JFK | 1991
- DIRECTOR |
- Oliver Stone
Somehow, Oliver Stone got permission to use many actual sites for his contentious film about events surrounding the assassination of President John F Kennedy on November 22, 1963. They're mostly divided between Dallas, Texas, where the President was killed, and New Orleans, Louisiana, where DA Jim Garrison (Kevin Costner) investigates the possible machinations of behind-the-scenes figures.
You don't have to buy into Garrison/Stone's elaborate theory or even be swayed by conspiracy theories to feel that questions remain about the killing.
The sixth floor of what was then the Texas Book Depository is now the The Sixth Floor Museum at Dealey Plaza, 411 Elm Street, is a fascinating museum telling the various stories of the assassination. Vast amounts of background detail are available on self-operated videos and recorded commentaries and it's an extraordinary place to visit.
The movie does use the old depository building as the spot from which assassin/patsy Lee Harvey Oswald (Gary Oldman) is supposed to have fired the fatal shots. The scene is actually staged one flight up on the Seventh Floor which not only minimised disruption to the museum but fortuitously compensated for the growth of trees outside.
Other genuine locations include the boarding house Oswald (Gary Oldman) occupied in 1962, to which he returned after the shooting (and where police officer JD Tippit was killed), at 1026 North Beckley Avenue, just west of Lake Cliff park, southwest of Downtown Dallas, across the Trinity River Greenbelt Park.
Oswald is arrested a little to the south, at the Texas Theater, 231 West Jefferson Street at North Zang Boulevard, which is in business to this day.
In custody, Oswald is taken to the old Dallas City Jail in the Dallas Municipal Building, South Harwood Street at Main Street, in the basement garage of which he's shot by Jack Ruby.
Not every location is so real, however. 'Parkland Hospital', to which JFK’s body is taken immediately after the shooting, was St Joseph’s Hospital in Fort Worth, which has since been demolished. Coincidentally, it was in the same Parkland memorial Hospital, 5201 Harry Hines Boulevard, that both Oswald, and later, Ruby dies.
Jack Ruby’s seedy nightclub, The Carousel, is ironically represented by the elegant Venetian Room of the Fairmont Hotel, 1717 North Akard Street at Ross Avenue, downtown Dallas.

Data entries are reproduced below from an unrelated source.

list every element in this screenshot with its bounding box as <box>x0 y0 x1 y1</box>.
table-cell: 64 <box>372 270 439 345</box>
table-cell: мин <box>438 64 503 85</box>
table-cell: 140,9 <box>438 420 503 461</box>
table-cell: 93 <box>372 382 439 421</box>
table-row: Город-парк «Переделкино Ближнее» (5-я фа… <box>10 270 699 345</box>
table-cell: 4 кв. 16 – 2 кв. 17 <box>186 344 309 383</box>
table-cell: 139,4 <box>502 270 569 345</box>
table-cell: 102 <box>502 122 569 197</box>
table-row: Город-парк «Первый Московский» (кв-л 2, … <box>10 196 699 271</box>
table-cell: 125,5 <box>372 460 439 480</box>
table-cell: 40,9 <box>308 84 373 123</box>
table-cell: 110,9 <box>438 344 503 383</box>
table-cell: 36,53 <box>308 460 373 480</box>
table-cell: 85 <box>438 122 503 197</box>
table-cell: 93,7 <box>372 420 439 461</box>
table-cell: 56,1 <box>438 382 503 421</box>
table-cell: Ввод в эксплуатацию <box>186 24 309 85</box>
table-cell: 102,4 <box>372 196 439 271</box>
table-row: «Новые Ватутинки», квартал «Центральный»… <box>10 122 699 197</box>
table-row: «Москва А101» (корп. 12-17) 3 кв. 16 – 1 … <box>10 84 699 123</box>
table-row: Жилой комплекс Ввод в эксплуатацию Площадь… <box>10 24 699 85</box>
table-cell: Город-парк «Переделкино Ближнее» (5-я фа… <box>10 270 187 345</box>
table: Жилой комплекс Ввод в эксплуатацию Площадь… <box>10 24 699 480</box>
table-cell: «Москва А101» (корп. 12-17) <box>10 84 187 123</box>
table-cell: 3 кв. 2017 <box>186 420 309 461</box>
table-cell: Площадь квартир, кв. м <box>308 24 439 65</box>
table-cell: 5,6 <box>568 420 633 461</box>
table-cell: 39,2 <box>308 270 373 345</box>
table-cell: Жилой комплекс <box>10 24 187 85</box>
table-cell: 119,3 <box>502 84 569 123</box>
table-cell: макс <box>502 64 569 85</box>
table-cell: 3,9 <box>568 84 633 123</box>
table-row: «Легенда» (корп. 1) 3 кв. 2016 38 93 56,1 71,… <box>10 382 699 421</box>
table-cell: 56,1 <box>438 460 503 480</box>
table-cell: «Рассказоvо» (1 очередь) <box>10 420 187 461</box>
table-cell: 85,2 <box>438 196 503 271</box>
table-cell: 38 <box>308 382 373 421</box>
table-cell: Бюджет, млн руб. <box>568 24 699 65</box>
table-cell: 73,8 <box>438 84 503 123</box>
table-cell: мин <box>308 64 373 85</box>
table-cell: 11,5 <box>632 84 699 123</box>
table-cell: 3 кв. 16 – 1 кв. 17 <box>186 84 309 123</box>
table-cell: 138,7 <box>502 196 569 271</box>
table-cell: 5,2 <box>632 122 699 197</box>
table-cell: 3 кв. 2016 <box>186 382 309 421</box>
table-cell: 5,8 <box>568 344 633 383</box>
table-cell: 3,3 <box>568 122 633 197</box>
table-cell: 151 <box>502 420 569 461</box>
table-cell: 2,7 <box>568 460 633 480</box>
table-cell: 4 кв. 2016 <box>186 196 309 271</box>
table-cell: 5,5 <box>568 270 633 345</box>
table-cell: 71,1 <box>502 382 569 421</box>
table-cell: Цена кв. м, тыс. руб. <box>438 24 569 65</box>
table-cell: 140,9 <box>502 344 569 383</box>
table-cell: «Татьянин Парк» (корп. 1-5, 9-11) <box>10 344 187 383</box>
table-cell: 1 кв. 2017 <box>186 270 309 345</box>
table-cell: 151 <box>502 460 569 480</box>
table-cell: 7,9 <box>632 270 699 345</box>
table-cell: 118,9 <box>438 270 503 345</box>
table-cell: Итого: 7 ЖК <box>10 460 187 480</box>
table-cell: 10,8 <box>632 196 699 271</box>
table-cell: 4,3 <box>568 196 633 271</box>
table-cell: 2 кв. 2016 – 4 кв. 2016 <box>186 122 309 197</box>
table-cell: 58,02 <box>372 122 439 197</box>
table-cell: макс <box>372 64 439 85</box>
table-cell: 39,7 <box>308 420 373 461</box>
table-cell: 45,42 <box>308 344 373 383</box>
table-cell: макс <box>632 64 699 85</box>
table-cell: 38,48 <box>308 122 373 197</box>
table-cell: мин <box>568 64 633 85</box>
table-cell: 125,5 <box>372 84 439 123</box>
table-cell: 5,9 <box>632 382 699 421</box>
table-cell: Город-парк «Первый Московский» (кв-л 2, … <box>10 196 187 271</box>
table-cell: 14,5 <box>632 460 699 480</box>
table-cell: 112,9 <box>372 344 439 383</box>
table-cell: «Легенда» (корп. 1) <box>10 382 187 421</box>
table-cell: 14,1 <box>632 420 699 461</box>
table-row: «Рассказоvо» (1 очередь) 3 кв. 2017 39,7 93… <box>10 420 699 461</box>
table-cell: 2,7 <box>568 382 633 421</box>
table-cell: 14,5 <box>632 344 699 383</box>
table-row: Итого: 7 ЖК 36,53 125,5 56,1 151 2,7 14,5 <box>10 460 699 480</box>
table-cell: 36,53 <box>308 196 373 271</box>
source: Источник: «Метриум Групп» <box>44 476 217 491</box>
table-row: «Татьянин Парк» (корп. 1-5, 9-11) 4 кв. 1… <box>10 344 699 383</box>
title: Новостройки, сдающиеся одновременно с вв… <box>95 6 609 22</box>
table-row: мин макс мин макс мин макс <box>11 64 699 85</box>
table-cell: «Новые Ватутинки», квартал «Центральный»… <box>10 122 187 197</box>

Newly renovated, the Venetian has hosted celebrities including Marlene Dietrich, Ella Fitzgerald, Ike & Tina Turner, Jerry Lewis and many others.
To New Orleans, where Garrison’s office is in the Louisiana Supreme Court Building, 400 Royal Street.
The bar in which Garrison watches the TV news reports of the shooting is the arty, laidback Napoleon House, 500 Chartres Street at the corner of St Louis Street in the French Quarter. The restaurant itself dates from 1914, the name coming from a crazy plot in 1821 to rescue Napoleon Bonaparte from exile on the isle of St Helena and install him in this house.
The office of far-right anti-Castro sleazeball Guy Banister (Edward Asner) is at 531 Lafayette Street, with the other entrance around the corner at 544 Camp Street, just west of the French Quarter.
As he gets deeper into the investigation, Garrison has a confrontation with lawyer Dean Andrews (John Candy) over a meal in the Annex Room at the famous French-Creole Antoine’s Restaurant, 713 St Louis Street, New Orleans. Even older than the Napoleon House, the restaurant was established in 1840, and has occupied its present spot since 1868 and is the original home of Oysters Rockefeller (a closely-guarded Antoine's secret).
The climactic trial of the flamboyant Clay Shaw (Tommy Lee Jones) was filmed in its real location, the Criminal Courts Building, Tulane and Broad Streets.
In Washington DC, Garrison meets up with mysterious contact X (Donald Sutherland) at the Lincoln Memorial, 23rd Street NW.
And finally of course, JFK’s last resting place is Arlington National Cemetery. The US military cemetery, established during the Civil War on the grounds of Arlington House, stands across the Potomac River from Washington DC, in Virginia. The dead of the nation's conflicts since the Civil War, along with those reinterred from earlier battles, are buried in its 624 acres.
This is a basic entry and due to be expanded.